I don't feel like being near anyone, because everything people say or do annoys me so badly. I keep wondering to myself how people can be so stupid and igonrant. But of course they wóuldn't know any of it!
Take for an example today. We'll have fish today for dinner, my parents know that I'm dieting, and yet my father buys the fish with the most calories in. Way to go day, you just distroyed my day even more by not thinking a bit more, when you know that exactly that fish is one of the fishes that contains most fat.
I somewho wonder if he did it on purpose because he want me to gain weight again, but what does instead is he makes me not wanna eat and he doesn't realize it.
So in a way you can say they are actually also responseble for making me getting worse.
I wish they would just stop caring and mind their own buisness.
I'm gonna tell them at dinner that I don't want to have this day where we'll eat fish together, or that I HAVE to be the one doing the buying of it so we won't get the wrong fish.

It all just makes me want to move away even more! Be on my own without anyone to get in my way.
I wish I could just tell them all to fuck off and leave it up to me how I wanna live my life.
Because everytime I keep it in, and it feels like the monster in me is getting bigger and more ugly for everytime it happens. I fear that one day it will get out of control and I'll end up doing something stupid that in the end will take my freedom away.

I need to tell the truth to people.

søndag den 22. november 2009

Dreamy Thoughts


To look so beautiful is what I seek

Perfection.
That is what I seek.
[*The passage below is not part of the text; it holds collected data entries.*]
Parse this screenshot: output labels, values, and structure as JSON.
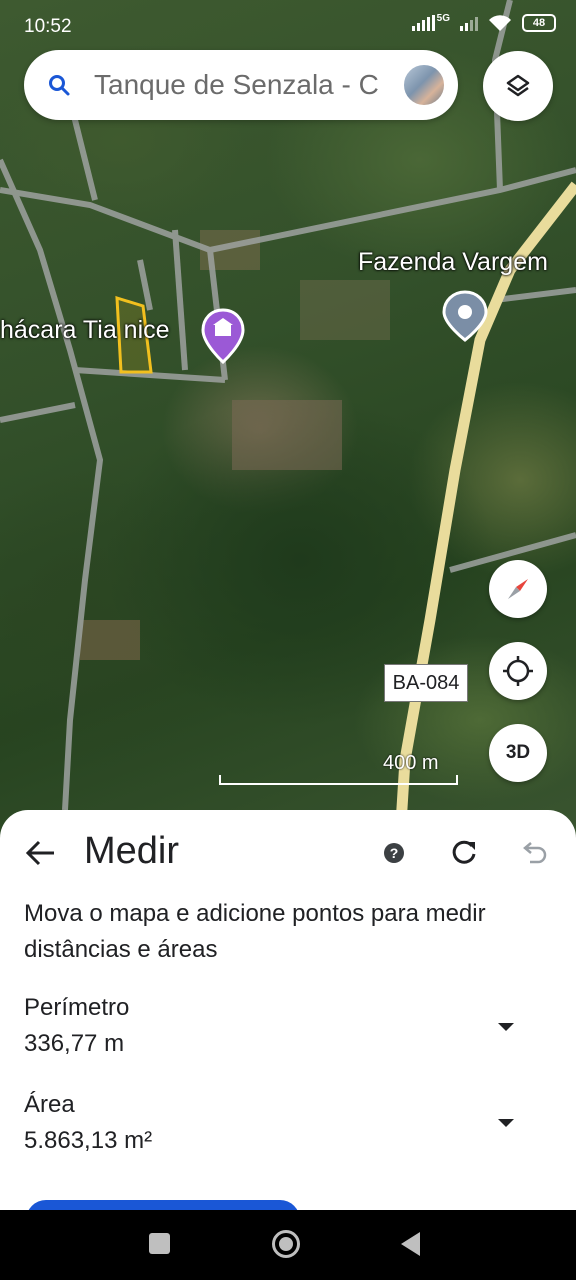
{
  "status_bar": {
    "time": "10:52",
    "network": "5G",
    "battery": "48"
  },
  "search": {
    "text": "Tanque de Senzala - C"
  },
  "map": {
    "labels": {
      "place_left": "hácara Tia nice",
      "place_right": "Fazenda Vargem"
    },
    "road_shield": "BA-084",
    "scale": "400 m",
    "btn_3d": "3D"
  },
  "sheet": {
    "title": "Medir",
    "description": "Mova o mapa e adicione pontos para medir distâncias e áreas",
    "perimeter": {
      "label": "Perímetro",
      "value": "336,77 m"
    },
    "area": {
      "label": "Área",
      "value": "5.863,13 m²"
    }
  },
  "colors": {
    "accent_blue": "#1a57d6",
    "road_yellow": "#efe3a2",
    "outline_yellow": "#f2c01e",
    "pin_purple": "#9b59d6"
  },
  "icons": {
    "search": "search-icon",
    "layers": "layers-icon",
    "compass": "compass-icon",
    "locate": "my-location-icon",
    "help": "help-icon",
    "redo": "refresh-icon",
    "undo": "undo-icon",
    "back": "back-arrow-icon"
  }
}
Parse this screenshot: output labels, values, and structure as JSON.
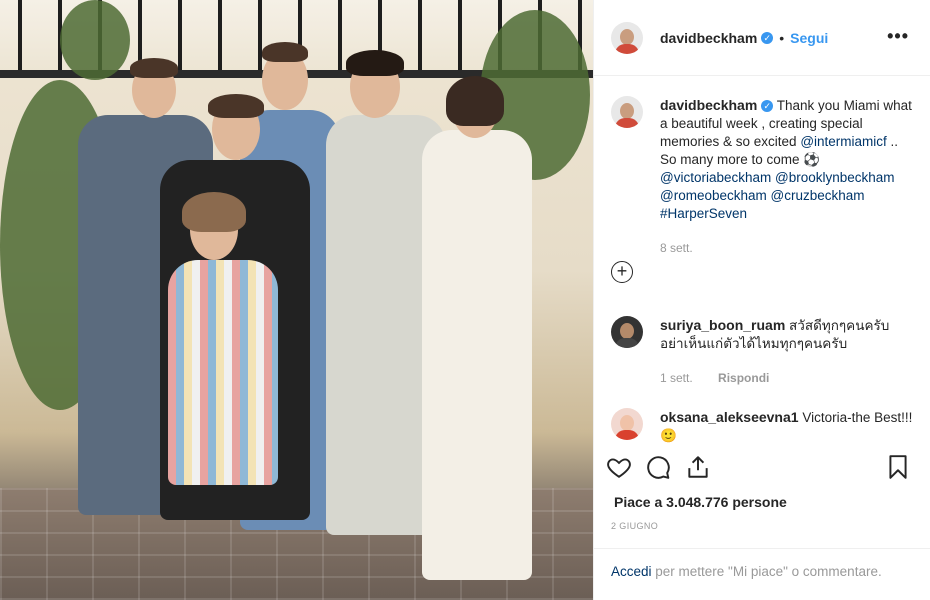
{
  "post": {
    "username": "davidbeckham",
    "dot": "•",
    "follow_label": "Segui",
    "more_label": "•••",
    "photo_alt": "Family photo in Miami"
  },
  "caption": {
    "username": "davidbeckham",
    "text_1": "Thank you Miami what a beautiful week , creating special memories & so excited ",
    "tag_1": "@intermiamicf",
    "text_2": " .. So many more to come ⚽",
    "tag_2": "@victoriabeckham",
    "tag_3": "@brooklynbeckham",
    "tag_4": "@romeobeckham",
    "tag_5": "@cruzbeckham",
    "tag_6": "#HarperSeven",
    "time": "8 sett."
  },
  "load_more_icon": "plus-circle-icon",
  "comments": [
    {
      "username": "suriya_boon_ruam",
      "text": "สวัสดีทุกๆคนครับ อย่าเห็นแก่ตัวได้ไหมทุกๆคนครับ",
      "time": "1 sett.",
      "reply_label": "Rispondi"
    },
    {
      "username": "oksana_alekseevna1",
      "text": "Victoria-the Best!!!🙂"
    }
  ],
  "actions": {
    "like_icon": "heart-icon",
    "comment_icon": "comment-icon",
    "share_icon": "share-icon",
    "save_icon": "bookmark-icon"
  },
  "likes": {
    "text": "Piace a 3.048.776 persone"
  },
  "date": "2 GIUGNO",
  "login": {
    "link": "Accedi",
    "text": " per mettere \"Mi piace\" o commentare."
  },
  "colors": {
    "link": "#003569",
    "accent": "#3897f0",
    "muted": "#999999"
  }
}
It's hard to get there, but I'm willing to do whatever it takes to get there.

So far I've been working so hard, but feels like I'm getting nowhere.
It bothers me.
It pains me.
I'm never satisfired and I fear I'll never be.

It just happen that within this last hour my mood suddenly changed for the worse.

Last year at the same time of the year we're in now, I sat a goal. A goal to loose weight.
I was never fat or that's what some people might say, but I certainly felt fat.
Even though I now that I have lost over 20 kg. since I started I'm still not happy.
I wanna loose more.
I'm addicted. Addicted to this strict diet! I'm living the life of an almost anorexia.
But the weird thing is I love it. I feel it's the only way for me to gain the control that I've lost over the last years of my life.
I let the other side, the me who's here now, take the control.
I locked out every other person in my life.
I didn't need them, I still don't.
It's not that I don't like being around others, because I do, it's just that in general I don't need others.
They don't see it.
They don't feel it.
They just don't wanna think about it and let it in.
But me on the other hand, knowing all these things that others ignore is somehow keeping me from living my life to the fullest because I know too much.

At times the old me poops forth, making me cry, wishing that I didn't make some of these choices, but it's too late to turn back that I know, and I don't wish to turn back and forget.
It is what makes me smarter and stronger.

Others can't help me through it. They can only listen.

Watching myself dying, slowly.

Wishing for me to reach the goal!

First Blog

So finally I got my on Blog online.

I thought it was about time that I got one. I wanted to keep this as a dairy of my life so I can always see how I'm doing and write down memories good but also bad once.
It's all a part of me and can always help me to get better.

That's all for now. ^_^

I'll watch Ugly Betty now and maybe later I'll watch Vampire Hunter D while enjoying a cup of japanese green tea and some apple pieces.